Matrix construction in 𝖧𝖫𝖨𝖡𝗉𝗋𝗈 is the processor of using a given block cluster tree \( T \) and constructing matrices for all leaves in \( T \) and for all inner nodes of \( T \). The leaf matrices define the actual content of the matrix and may be of various formats, e.g. dense (TDenseMatrix) and low rank (TRkMatrix) matrices . Inner nodes on the other hand define the hierarchy of the H-matrix and are important for the matrix algebra. Such block matrices are usually of type TBlockMatrix.

A special version of a block matrix is THMatrix, which also stores the permutations supplied by block cluster trees to map between internal and external ordering of the unknowns during matrix vector multiplication. Standard block matrices, e.g. of type TBlockMatrix, will only know about the interal ordering of unknowns.

Remarks: This mapping is only supported for matrix vector multiplication and not for general matrix algebra.

All matrix construction techniques are derived from the corresponding base class TMatBuilder, which defines the basic build interface, which mainly consists of the function build:

virtual TMatrix * build ( const TBlockClusterTree * cluster,  // ← full tree
                          const TTruncAcc &         acc,
                          TProgressBar *            progress = NULL ) const;
virtual TMatrix * build ( const TBlockCluster *     cluster,  // ← sub tree
                          const TTruncAcc &         acc,
                          TProgressBar *            progress = NULL ) const;

Both functions will accept a progress meter to indicate the current state of the process.

The difference between both functions comes from the different type of cluster.

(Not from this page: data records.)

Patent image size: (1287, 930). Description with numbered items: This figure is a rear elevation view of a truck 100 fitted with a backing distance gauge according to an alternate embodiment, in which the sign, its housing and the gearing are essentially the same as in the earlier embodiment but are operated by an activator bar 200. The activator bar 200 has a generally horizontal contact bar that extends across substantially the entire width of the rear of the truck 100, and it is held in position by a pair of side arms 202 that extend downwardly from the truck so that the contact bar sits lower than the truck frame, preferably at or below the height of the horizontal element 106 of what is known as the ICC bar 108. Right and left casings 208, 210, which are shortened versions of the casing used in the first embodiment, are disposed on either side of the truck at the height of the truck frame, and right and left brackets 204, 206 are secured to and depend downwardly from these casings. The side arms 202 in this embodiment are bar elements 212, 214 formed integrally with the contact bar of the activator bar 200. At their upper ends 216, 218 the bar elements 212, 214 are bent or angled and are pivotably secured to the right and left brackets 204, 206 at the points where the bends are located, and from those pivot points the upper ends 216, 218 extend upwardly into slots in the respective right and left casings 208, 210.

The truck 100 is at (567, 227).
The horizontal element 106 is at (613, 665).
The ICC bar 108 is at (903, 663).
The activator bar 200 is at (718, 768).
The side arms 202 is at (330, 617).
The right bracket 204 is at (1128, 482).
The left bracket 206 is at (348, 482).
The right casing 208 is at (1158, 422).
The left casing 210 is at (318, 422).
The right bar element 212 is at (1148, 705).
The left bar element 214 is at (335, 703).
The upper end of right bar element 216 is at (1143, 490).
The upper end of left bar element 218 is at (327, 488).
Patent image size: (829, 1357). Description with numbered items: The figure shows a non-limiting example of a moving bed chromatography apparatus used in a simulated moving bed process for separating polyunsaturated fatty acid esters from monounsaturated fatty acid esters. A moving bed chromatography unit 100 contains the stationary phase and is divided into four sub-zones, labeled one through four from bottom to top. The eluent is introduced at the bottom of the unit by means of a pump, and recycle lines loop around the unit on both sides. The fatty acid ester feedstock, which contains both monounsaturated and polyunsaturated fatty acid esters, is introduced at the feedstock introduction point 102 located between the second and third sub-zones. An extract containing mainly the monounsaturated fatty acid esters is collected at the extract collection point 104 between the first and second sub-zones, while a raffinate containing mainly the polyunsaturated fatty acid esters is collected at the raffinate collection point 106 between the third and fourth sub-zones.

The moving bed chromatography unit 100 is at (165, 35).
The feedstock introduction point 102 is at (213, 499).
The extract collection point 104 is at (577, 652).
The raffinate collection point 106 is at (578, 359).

In the first case a TBlockClusterTree object is given and thereby also the mappings between internal an external ordering of the unknowns stored within this object. This allows the construction of a THMatrix object. In the second case, this information is not available and therefore (usually) a TBlockMatrix object will be returned.

Accuracy Control

The approximation accuracy of low-rank matrices during construction or truncation is controlled by TTruncAcc objects.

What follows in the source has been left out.